Collins and other Republican senators expressed concern over the bill adding to the national debt. The Joint Committee on Taxation, a nonpartisan entity, reported last Thursday the Senate tax bill would add about $1 trillion to the deficit, even when factoring in economic growth.

Collins said she supported the bill only after receiving assurances the Senate will pass additional legislation mitigating the impact of the Obamacare mandate repeal embedded in the 500 page bill and another "ironclad" commitment there won't be cuts to Medicare and Medicaid. Those assurances were immediately negated when the bill was passed to the House however.

House Republicans made it clear they feel no compunction to support the deals made in the Senate to garner support from senators like Collins. They blamed Senate leaders for wheeling and dealing their way to a successful result on reforming the tax code to benefit more affluent Americans and corporate interests, which they said all Republicans should already support.

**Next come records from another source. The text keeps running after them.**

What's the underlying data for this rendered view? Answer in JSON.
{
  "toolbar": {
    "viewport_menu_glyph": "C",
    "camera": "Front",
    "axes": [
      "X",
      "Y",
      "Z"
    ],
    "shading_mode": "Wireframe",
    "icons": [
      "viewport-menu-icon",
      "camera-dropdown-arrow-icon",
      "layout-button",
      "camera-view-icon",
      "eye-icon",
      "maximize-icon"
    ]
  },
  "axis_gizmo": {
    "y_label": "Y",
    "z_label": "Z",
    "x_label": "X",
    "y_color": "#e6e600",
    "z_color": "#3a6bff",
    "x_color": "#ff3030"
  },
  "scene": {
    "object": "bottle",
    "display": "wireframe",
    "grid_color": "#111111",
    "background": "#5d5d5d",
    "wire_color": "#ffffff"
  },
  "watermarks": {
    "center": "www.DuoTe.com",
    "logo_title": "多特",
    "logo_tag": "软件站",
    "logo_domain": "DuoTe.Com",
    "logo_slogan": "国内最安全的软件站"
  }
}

The House passed their own version of tax reform and now the two bills must be reconciled into a single piece of legislation before final votes or, if reconciliation isn't achieved, die in conference committee. Conference committees see rare use today. Between 1999-2000, conference committees convened 38 times, but by 2013-2014 only 3 convened. The conference committee for the 1981 omnibus budget reconciliation involved over 250 senators and representatives who met in 58 subconferences to consider nearly 300 issues.

In modern congressional practice, the committee is far smaller. Senate Majority Leader Mitch McConnell named just 8 Senate Republicans to serve on the committee. Senate Minority Leader Chuck Schumer announced 7 senators who will represent the Democratic caucus on the bicameral committee. House Speaker Paul Ryan and Democratic Leader Nancy Pelosi named their picks, 9 Republicans and 5 Democrats, to the conference committee earlier in the week.

Given her home state's reaction to her vote and the House rejection of her deal, Senator Collins' vote, as well as those of other GOP senators, on a final tax reform bill is now far from assured. Collins'  senate term ends in 2020.